“It’s my idee of a rooster-fight,” retorted Reeves. In his triumph he was not unwilling to banter repartee with the hateful Hiram. “You fellers with what you call sportin’ blood”—he sneered the words—“come along and think nobody else can’t do anything right but you. You fetch along cat-meat with feathers on it”—he pointed at the vanquished P.T.—“and expect it to stand any show with a real fighter.” Now he pointed to the Widow Pike’s rooster sauntering away with his harem about him. “He ain’t rid’ around with a circus nor followed the sportin’ life, and he’s al’ays lived in the country and minded his own business, but he’s good for a whole crateful of your sportin’ blooders—and so long as he licks, it don’t make no difference how he does it.”
The personal reference in this little speech was too plain for Hiram to disregard.
His hard eyes narrowed, and hatred of this insolent countryman blazed there. The countryman glared back with just as fierce bitterness.
“Mebbe you’ve got money to back your opinion of Widder Pike’s hen there?” suggested the showman. “Money’s the only thing that seems to interest you, and you don’t seem to care how you make it.”

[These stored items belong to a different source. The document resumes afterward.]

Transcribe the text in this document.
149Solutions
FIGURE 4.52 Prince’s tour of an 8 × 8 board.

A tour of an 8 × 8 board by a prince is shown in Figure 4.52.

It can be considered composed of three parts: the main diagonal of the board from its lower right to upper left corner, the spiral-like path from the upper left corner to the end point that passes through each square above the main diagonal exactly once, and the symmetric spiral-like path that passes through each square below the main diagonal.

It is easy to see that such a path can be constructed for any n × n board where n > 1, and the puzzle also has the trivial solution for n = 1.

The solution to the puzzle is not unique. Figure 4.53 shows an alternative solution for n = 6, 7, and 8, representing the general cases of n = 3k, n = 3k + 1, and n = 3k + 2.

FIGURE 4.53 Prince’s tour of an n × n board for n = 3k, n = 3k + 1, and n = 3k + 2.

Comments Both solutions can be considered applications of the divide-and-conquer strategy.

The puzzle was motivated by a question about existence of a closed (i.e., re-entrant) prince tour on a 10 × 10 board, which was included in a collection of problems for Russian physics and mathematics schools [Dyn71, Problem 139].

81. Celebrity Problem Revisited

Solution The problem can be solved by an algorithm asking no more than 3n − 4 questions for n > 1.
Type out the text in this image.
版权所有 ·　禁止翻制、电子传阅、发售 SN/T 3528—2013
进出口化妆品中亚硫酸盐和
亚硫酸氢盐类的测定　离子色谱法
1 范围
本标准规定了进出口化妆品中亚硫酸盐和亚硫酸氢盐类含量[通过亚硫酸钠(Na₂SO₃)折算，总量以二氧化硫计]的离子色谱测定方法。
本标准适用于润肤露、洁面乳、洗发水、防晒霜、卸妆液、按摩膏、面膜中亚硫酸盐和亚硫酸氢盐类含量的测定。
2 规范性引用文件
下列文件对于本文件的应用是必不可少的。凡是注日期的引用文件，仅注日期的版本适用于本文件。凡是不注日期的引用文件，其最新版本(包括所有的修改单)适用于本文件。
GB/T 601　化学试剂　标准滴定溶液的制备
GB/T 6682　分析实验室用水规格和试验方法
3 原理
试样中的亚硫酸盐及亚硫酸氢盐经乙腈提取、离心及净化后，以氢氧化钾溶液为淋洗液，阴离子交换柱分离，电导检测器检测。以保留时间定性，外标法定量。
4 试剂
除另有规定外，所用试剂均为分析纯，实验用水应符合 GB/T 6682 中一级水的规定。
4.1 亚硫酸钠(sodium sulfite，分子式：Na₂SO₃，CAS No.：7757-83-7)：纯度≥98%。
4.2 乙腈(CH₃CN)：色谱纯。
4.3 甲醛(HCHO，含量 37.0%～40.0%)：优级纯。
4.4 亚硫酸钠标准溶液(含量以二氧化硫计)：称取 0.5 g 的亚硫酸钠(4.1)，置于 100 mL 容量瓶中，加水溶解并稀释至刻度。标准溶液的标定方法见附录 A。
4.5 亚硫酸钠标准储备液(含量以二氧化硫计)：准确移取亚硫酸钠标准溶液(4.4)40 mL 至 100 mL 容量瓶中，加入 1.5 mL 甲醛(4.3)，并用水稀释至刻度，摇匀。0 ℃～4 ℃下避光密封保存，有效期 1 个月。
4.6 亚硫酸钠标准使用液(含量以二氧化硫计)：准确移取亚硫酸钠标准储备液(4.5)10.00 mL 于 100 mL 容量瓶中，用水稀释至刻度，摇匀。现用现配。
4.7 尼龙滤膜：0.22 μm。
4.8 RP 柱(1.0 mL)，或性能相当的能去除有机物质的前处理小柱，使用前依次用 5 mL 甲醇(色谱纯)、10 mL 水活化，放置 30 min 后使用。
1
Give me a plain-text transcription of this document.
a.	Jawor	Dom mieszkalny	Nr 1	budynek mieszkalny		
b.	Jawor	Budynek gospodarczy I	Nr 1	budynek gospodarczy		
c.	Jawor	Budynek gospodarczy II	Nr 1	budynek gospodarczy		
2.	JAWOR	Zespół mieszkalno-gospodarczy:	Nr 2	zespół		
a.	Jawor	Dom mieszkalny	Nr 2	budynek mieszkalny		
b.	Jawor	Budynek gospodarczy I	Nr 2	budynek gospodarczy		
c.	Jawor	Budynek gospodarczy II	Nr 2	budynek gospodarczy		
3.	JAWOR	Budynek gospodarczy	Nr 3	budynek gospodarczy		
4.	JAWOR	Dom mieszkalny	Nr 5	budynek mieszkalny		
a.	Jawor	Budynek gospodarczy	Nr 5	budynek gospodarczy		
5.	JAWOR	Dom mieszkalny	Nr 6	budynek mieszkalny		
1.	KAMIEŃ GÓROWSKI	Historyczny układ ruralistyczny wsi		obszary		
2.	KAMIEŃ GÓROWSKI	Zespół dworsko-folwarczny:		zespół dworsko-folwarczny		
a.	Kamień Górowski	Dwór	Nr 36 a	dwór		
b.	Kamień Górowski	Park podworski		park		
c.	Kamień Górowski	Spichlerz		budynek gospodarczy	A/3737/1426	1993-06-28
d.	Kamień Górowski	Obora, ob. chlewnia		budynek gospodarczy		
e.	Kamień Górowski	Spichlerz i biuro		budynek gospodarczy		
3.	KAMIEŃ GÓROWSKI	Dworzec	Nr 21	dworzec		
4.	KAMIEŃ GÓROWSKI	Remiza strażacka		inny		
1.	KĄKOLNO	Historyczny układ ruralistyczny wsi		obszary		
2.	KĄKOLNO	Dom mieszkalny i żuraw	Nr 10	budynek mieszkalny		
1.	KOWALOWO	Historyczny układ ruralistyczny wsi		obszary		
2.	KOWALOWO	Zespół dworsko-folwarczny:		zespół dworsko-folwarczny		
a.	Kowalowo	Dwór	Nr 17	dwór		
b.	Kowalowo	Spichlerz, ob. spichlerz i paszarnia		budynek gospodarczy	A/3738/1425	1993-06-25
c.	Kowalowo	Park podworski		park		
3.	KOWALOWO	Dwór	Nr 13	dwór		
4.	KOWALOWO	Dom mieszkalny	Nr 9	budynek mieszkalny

Reeves glanced from the maimed P.T., gasping on Hiram’s arm, to the victorious champion who had defeated this redoubtable bird so easily. His Yankee shrewdness told him that the showman had undoubtedly produced his best for this conflict; his Yankee cupidity hinted that by taking advantage of Hiram’s present flustered state of mind he might turn a dollar. He glanced from Hiram to Cap’n Sproul, standing at one side, and said with careless superiority:
“Make your talk!”
“I’ve got five hundred that says I’ve got the best hen.”
“There ain’t goin’ to be no foolishness about rules and sport, and hitchin’ and hawin’, is there? It’s jest hen that counts!”
“Jest hen!” Hiram set his teeth hard.
“Five hundred it is,” agreed Reeves. “But I need a fortni’t to collect in some that’s due me. Farmin’ ain’t such ready-money as the circus bus’ness.”
“Take your fortni’t! And we’ll settle place later. And that’s all, ’cause it makes me sick to stand anywhere within ten feet of you.”
Hiram strode away across the fields, his wounded gladiator on his arm.
And, as it was near dinner-time, Cap’n Sproul trudged into his own house, his mien thoughtful and his air subdued.
On his next visit to Hiram, the Cap’n didn’t know which was the most preoccupied—the showman sitting in the barn door at Imogene’s feet, or the battered P.T. propped disconsolately on one leg. Both were gazing at the ground with far-away stare, and Hiram was not much more conversational than the rooster.
The next day Hiram drove into the Sproul dooryard and called out the Cap’n, refusing to get out of his wagon.
“I shall be away a few days—mebbe more, mebbe less. I leave time and place to you.” And he slashed at his horse and drove away.